I should have done this twelve years ago.

"Let me ask you something, Mr. Yagi. Why did you behead your father?" Izuku's attorney asked in an unnaturally calm voice under the circumstances of the question.

I knew what he would say. I knew what his answer would be without him even speaking, and I knew that it was now or never.

"He was one of the main causes for my 'death', so I thought I would repay the favor." Izuku laughed dryly. "Although he wasn't one of the bastards that tormented me my whole life, he ruined it, nonetheless. I just grew tired of watching him smile his smile filled with fear and deception, acting as if he were the perfect depiction of heroics. I grew tired of watching him fool society into believing in his empty promises and lies. I grew tired of watching him get away with my fucking murder!" He cried out — growing angrier and angrier with each word that flowed past his lips.

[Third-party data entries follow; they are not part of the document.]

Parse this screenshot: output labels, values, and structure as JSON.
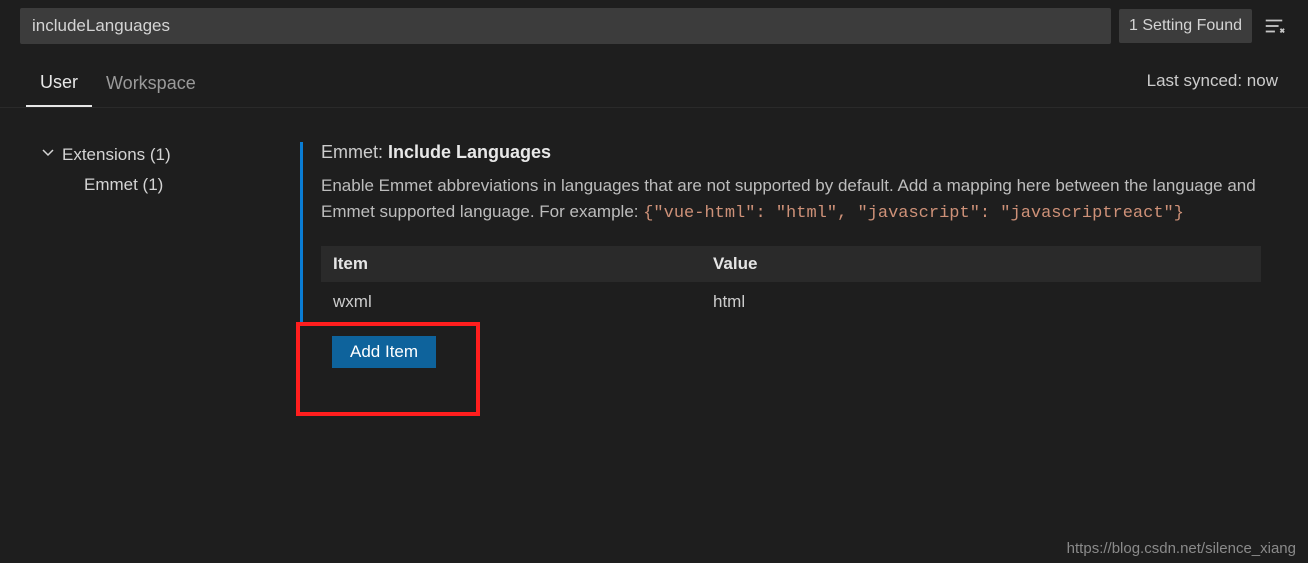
{
  "search": {
    "value": "includeLanguages"
  },
  "found_badge": "1 Setting Found",
  "tabs": {
    "user": "User",
    "workspace": "Workspace"
  },
  "sync_status": "Last synced: now",
  "sidebar": {
    "extensions_label": "Extensions (1)",
    "emmet_label": "Emmet (1)"
  },
  "setting": {
    "prefix": "Emmet: ",
    "name": "Include Languages",
    "desc_before": "Enable Emmet abbreviations in languages that are not supported by default. Add a mapping here between the language and Emmet supported language. For example: ",
    "desc_code": "{\"vue-html\": \"html\", \"javascript\": \"javascriptreact\"}"
  },
  "table": {
    "head_item": "Item",
    "head_value": "Value",
    "rows": [
      {
        "item": "wxml",
        "value": "html"
      }
    ]
  },
  "add_button": "Add Item",
  "watermark": "https://blog.csdn.net/silence_xiang"
}
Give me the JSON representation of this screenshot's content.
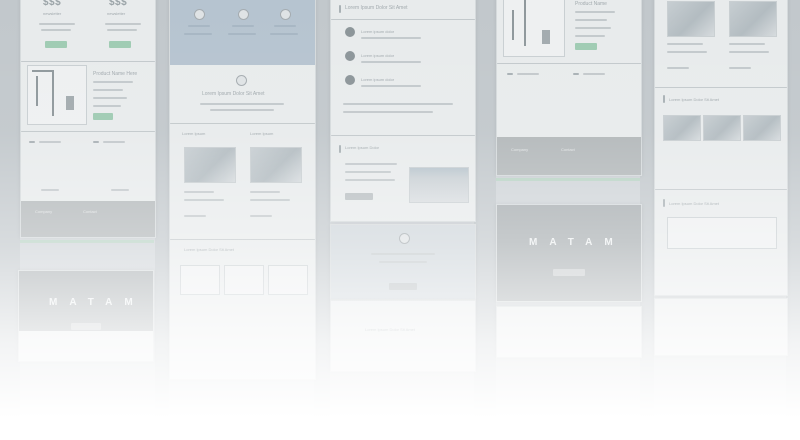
{
  "gallery": {
    "col1": {
      "stat_left": "$$$",
      "stat_right": "$$$",
      "stat_left_label": "newsletter",
      "stat_right_label": "newsletter",
      "product_title": "Product Name Here",
      "banner_logo": "MATAM",
      "footer_left": "Company",
      "footer_right": "Contact"
    },
    "col2": {
      "hero_title": "Lorem Ipsum Dolor Sit Amet",
      "section_left": "Lorem Ipsum",
      "section_right": "Lorem Ipsum",
      "bottom_title": "Lorem Ipsum Dolor Sit Amet"
    },
    "col3": {
      "header_title": "Lorem Ipsum Dolor Sit Amet",
      "steps": [
        "Lorem ipsum dolor",
        "Lorem ipsum dolor",
        "Lorem ipsum dolor"
      ],
      "section_title": "Lorem Ipsum Dolor",
      "cta_label": "Lorem ipsum",
      "bottom_title": "Lorem Ipsum Dolor Sit Amet"
    },
    "col4": {
      "product_title": "Product Name",
      "banner_logo": "MATAM",
      "footer_left": "Company",
      "footer_right": "Contact"
    },
    "col5": {
      "section_title": "Lorem Ipsum Dolor Sit Amet",
      "bottom_title": "Lorem Ipsum Dolor Sit Amet"
    }
  },
  "colors": {
    "accent_green": "#9fcbb3",
    "hero_blue": "#b6c4d0",
    "banner_grey": "#a8aeb1"
  }
}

"You said 'one of the people', were there more than one?" Izuku's attorney asked, obviously knowing the answer.

"Yes..." Izuku started as I stood up.

I could feel all eyes fall on me as I abruptly stood from my seat, interrupting Izuku as he spoke. As I bored into his eyes, I could feel an understanding sprout between us because we both knew that this was the moment he had been fighting so desperately for.

This was it.

This was the moment that I would set everything right.

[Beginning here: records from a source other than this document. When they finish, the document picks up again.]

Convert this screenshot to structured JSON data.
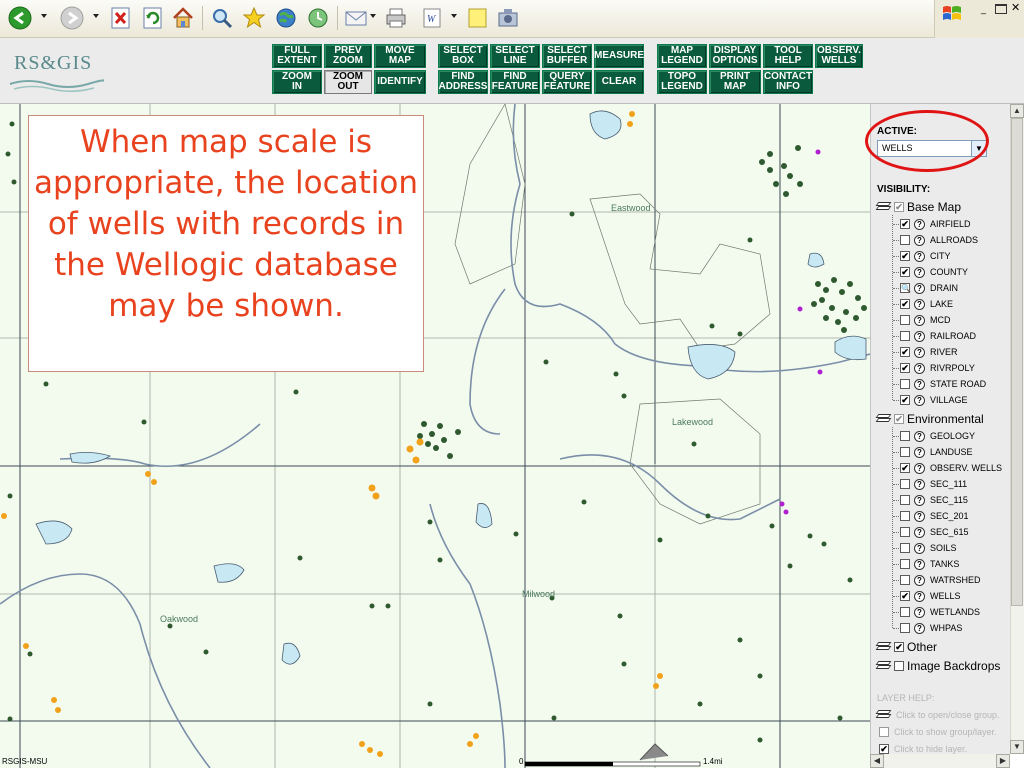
{
  "browser": {
    "toolbar_icons": [
      "back-arrow-icon",
      "forward-arrow-icon",
      "stop-icon",
      "refresh-icon",
      "home-icon",
      "search-icon",
      "favorites-star-icon",
      "media-globe-icon",
      "history-icon",
      "mail-icon",
      "print-icon",
      "edit-word-icon",
      "discuss-note-icon",
      "messenger-icon"
    ],
    "window_logo": "windows-flag-icon"
  },
  "app": {
    "logo": "RS&GIS",
    "toolbar": [
      {
        "id": "full-extent",
        "label": "FULL\nEXTENT"
      },
      {
        "id": "prev-zoom",
        "label": "PREV\nZOOM"
      },
      {
        "id": "move-map",
        "label": "MOVE\nMAP"
      },
      {
        "id": "select-box",
        "label": "SELECT\nBOX"
      },
      {
        "id": "select-line",
        "label": "SELECT\nLINE"
      },
      {
        "id": "select-buffer",
        "label": "SELECT\nBUFFER"
      },
      {
        "id": "measure",
        "label": "MEASURE"
      },
      {
        "id": "map-legend",
        "label": "MAP\nLEGEND"
      },
      {
        "id": "display-options",
        "label": "DISPLAY\nOPTIONS"
      },
      {
        "id": "tool-help",
        "label": "TOOL\nHELP"
      },
      {
        "id": "observ-wells",
        "label": "OBSERV.\nWELLS"
      },
      {
        "id": "zoom-in",
        "label": "ZOOM\nIN"
      },
      {
        "id": "zoom-out",
        "label": "ZOOM\nOUT"
      },
      {
        "id": "identify",
        "label": "IDENTIFY"
      },
      {
        "id": "find-address",
        "label": "FIND\nADDRESS"
      },
      {
        "id": "find-feature",
        "label": "FIND\nFEATURE"
      },
      {
        "id": "query-feature",
        "label": "QUERY\nFEATURE"
      },
      {
        "id": "clear",
        "label": "CLEAR"
      },
      {
        "id": "topo-legend",
        "label": "TOPO\nLEGEND"
      },
      {
        "id": "print-map",
        "label": "PRINT\nMAP"
      },
      {
        "id": "contact-info",
        "label": "CONTACT\nINFO"
      }
    ],
    "selected_tool": "zoom-out"
  },
  "map": {
    "callout": "When map scale is appropriate, the location of wells with records in the Wellogic database may be shown.",
    "places": [
      "Eastwood",
      "Lakewood",
      "Oakwood",
      "Milwood"
    ],
    "scale_start": "0",
    "scale_end": "1.4mi",
    "credit": "RSGIS-MSU",
    "colors": {
      "background": "#f3fbef",
      "wells": "#2f5a2f",
      "observation_wells": "#f2a21a",
      "special": "#b020d0",
      "water": "#c8e8f4",
      "roads": "#6a7a88"
    }
  },
  "panel": {
    "active_label": "ACTIVE:",
    "active_value": "WELLS",
    "visibility_label": "VISIBILITY:",
    "groups": [
      {
        "name": "Base Map",
        "checked": true,
        "grayed": true,
        "layers": [
          {
            "name": "AIRFIELD",
            "checked": true
          },
          {
            "name": "ALLROADS",
            "checked": false
          },
          {
            "name": "CITY",
            "checked": true
          },
          {
            "name": "COUNTY",
            "checked": true
          },
          {
            "name": "DRAIN",
            "checked": false,
            "icon": "magnifier"
          },
          {
            "name": "LAKE",
            "checked": true
          },
          {
            "name": "MCD",
            "checked": false
          },
          {
            "name": "RAILROAD",
            "checked": false
          },
          {
            "name": "RIVER",
            "checked": true
          },
          {
            "name": "RIVRPOLY",
            "checked": true
          },
          {
            "name": "STATE ROAD",
            "checked": false
          },
          {
            "name": "VILLAGE",
            "checked": true
          }
        ]
      },
      {
        "name": "Environmental",
        "checked": true,
        "grayed": true,
        "layers": [
          {
            "name": "GEOLOGY",
            "checked": false
          },
          {
            "name": "LANDUSE",
            "checked": false
          },
          {
            "name": "OBSERV. WELLS",
            "checked": true
          },
          {
            "name": "SEC_111",
            "checked": false
          },
          {
            "name": "SEC_115",
            "checked": false
          },
          {
            "name": "SEC_201",
            "checked": false
          },
          {
            "name": "SEC_615",
            "checked": false
          },
          {
            "name": "SOILS",
            "checked": false
          },
          {
            "name": "TANKS",
            "checked": false
          },
          {
            "name": "WATRSHED",
            "checked": false
          },
          {
            "name": "WELLS",
            "checked": true
          },
          {
            "name": "WETLANDS",
            "checked": false
          },
          {
            "name": "WHPAS",
            "checked": false
          }
        ]
      },
      {
        "name": "Other",
        "checked": true,
        "grayed": false,
        "layers": []
      },
      {
        "name": "Image Backdrops",
        "checked": false,
        "grayed": false,
        "layers": []
      }
    ],
    "help_title": "LAYER HELP:",
    "help_lines": [
      "Click to open/close group.",
      "Click to show group/layer.",
      "Click to hide layer."
    ]
  }
}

"It was me..." I spoke. "I told him to do it. I told him to jump, but I wasn't the only one. Yagi Izumi, Shoto Todoroki, and I were the ones to torment and harass Yagi Izuku for ten years. Yagi Izumi, Todoroki Shoto, and I were the ones to tell him to jump. Yagi Izumi, Todoroki Shoto, and I were the ones to create this monster. We did this, and we got away with it. Until now. We bullied him to the point of suicide, and we should be held accountable. Izuku, I'm sorry." I spoke, confessing to the crime the three of us had committed.

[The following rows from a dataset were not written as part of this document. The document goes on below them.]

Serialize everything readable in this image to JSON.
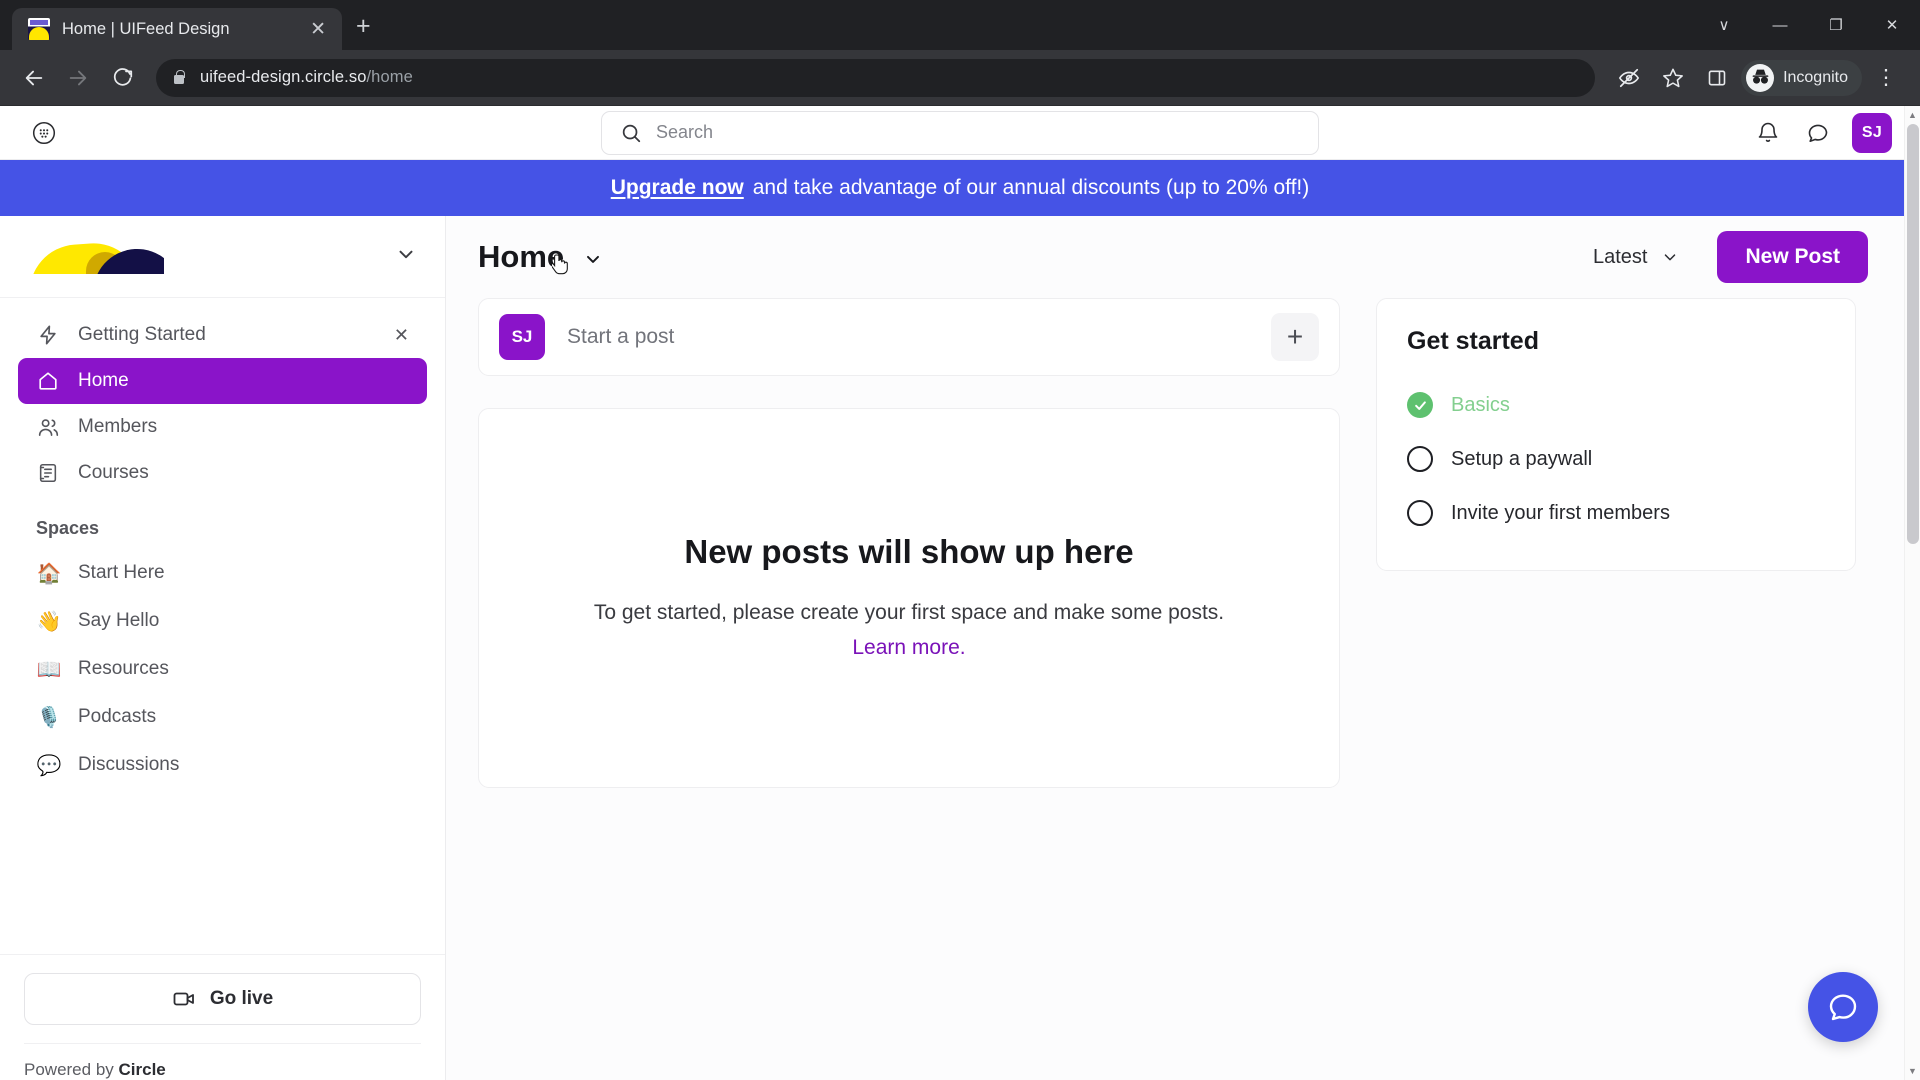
{
  "browser": {
    "tab": {
      "title": "Home | UIFeed Design",
      "favicon_name": "uifeed-favicon",
      "close_label": "✕"
    },
    "new_tab_label": "+",
    "window_controls": {
      "minimize_all": "∨",
      "minimize": "—",
      "restore": "❐",
      "close": "✕"
    },
    "nav": {
      "back": "←",
      "forward": "→",
      "reload": "↻"
    },
    "url": {
      "domain": "uifeed-design.circle.so",
      "path": "/home"
    },
    "profile_chip": "Incognito",
    "toolbar_icons": [
      "third-party-cookie-blocked-icon",
      "bookmark-star-icon",
      "side-panel-icon"
    ],
    "menu_label": "⋮"
  },
  "app_header": {
    "apps_icon": "apps-grid-icon",
    "search": {
      "placeholder": "Search"
    },
    "notifications_icon": "bell-icon",
    "messages_icon": "chat-bubble-icon",
    "avatar_initials": "SJ"
  },
  "banner": {
    "link_text": "Upgrade now",
    "rest_text": "and take advantage of our annual discounts (up to 20% off!)",
    "bg_color": "#4553e6"
  },
  "sidebar": {
    "logo_name": "uifeed-design-logo",
    "collapse_icon": "chevron-down-icon",
    "nav": [
      {
        "label": "Getting Started",
        "icon": "lightning-bolt-icon",
        "active": false,
        "dismissible": true,
        "dismiss_label": "✕"
      },
      {
        "label": "Home",
        "icon": "home-icon",
        "active": true,
        "dismissible": false
      },
      {
        "label": "Members",
        "icon": "members-icon",
        "active": false,
        "dismissible": false
      },
      {
        "label": "Courses",
        "icon": "courses-icon",
        "active": false,
        "dismissible": false
      }
    ],
    "spaces_label": "Spaces",
    "spaces": [
      {
        "label": "Start Here",
        "emoji": "🏠"
      },
      {
        "label": "Say Hello",
        "emoji": "👋"
      },
      {
        "label": "Resources",
        "emoji": "📖"
      },
      {
        "label": "Podcasts",
        "emoji": "🎙️"
      },
      {
        "label": "Discussions",
        "emoji": "💬"
      }
    ],
    "go_live_label": "Go live",
    "go_live_icon": "video-camera-icon",
    "powered_prefix": "Powered by",
    "powered_brand": "Circle",
    "active_color": "#8a14c9"
  },
  "main": {
    "page_title": "Home",
    "title_caret_icon": "chevron-down-icon",
    "sort": {
      "value": "Latest",
      "caret_icon": "chevron-down-icon"
    },
    "new_post_label": "New Post",
    "composer": {
      "avatar_initials": "SJ",
      "placeholder": "Start a post",
      "add_label": "+"
    },
    "empty_state": {
      "title": "New posts will show up here",
      "subtitle": "To get started, please create your first space and make some posts.",
      "link_text": "Learn more."
    }
  },
  "get_started": {
    "title": "Get started",
    "items": [
      {
        "label": "Basics",
        "done": true
      },
      {
        "label": "Setup a paywall",
        "done": false
      },
      {
        "label": "Invite your first members",
        "done": false
      }
    ],
    "done_color": "#5ec16f"
  },
  "chat_fab": {
    "icon": "chat-support-icon",
    "color": "#4553e6"
  }
}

Izuku wore a look of shock — as did the others in the courtroom — as I spoke, but one look I'd never forget was the one that Izumi wore. Her face contorted in rage and despair. Her eyes glimmered with hatred and anger. Her face was pale, and tears collected in her eyes as she stood to her feet.

"You... Why would you do such a thing?" Izumi began — confusing me as tears streamed down her face. "How could you do such a thing to my brother?!"

What?

"Excuse me?! Me?!"

"Why would you tell him to do such a thing? And why would you try to bring me down with you for what you did?!"

"What I... You were just as bad as I was, if not worse!" I shouted. "Todoroki, back me up here..."

"Todoroki, back me up here..." Bakugou asked me with a shaky voice — doused in disbelief.

I also felt that we should finally pay for what we had done, and due to that, I wanted to step up and solidify Bakugou's words. Keyword being 'wanted'. I wanted to stand up and shout at the top of my lungs that we were the ones to blame, all of us; however, Izuku had spoken to me about this prior to his capture.

He was prepared for a situation parallel to this one. He was prepared with backup plans among backup plans. He was prepared for every case scenario. He was prepared for even the most random of possibilities, so he was prepared for one of us to attempt a confession — one that would bring all three of us to our knees.

Deny.

Deny.

Deny.

Izuku knew that Izumi would never feel even the slightest hint of remorse for what we had done, so he knew that she would never confess to any of the harassment and torture we had put him through. He also knew that I would never say anything — seeing as I was a part of the League now, and if I were to confess to what we had done, then I would no longer be of use to him, and I would become a liability. That would only lead to my early death.

Considering neither Izumi nor I would ever take responsibility for our crimes, Izuku knew that the only person left was Bakugou.

Izuku told me that if Bakugou ever tried confessing for what we had done — using all of our names — I was to deny everything. No matter what it took to weasel my way out of whatever situation I was in, I was instructed to lie. I was instructed not to get captured by the NPD, nor the heroes, and seeing that we were already stuck in a situation where my vote is deciding, I knew what I had to do.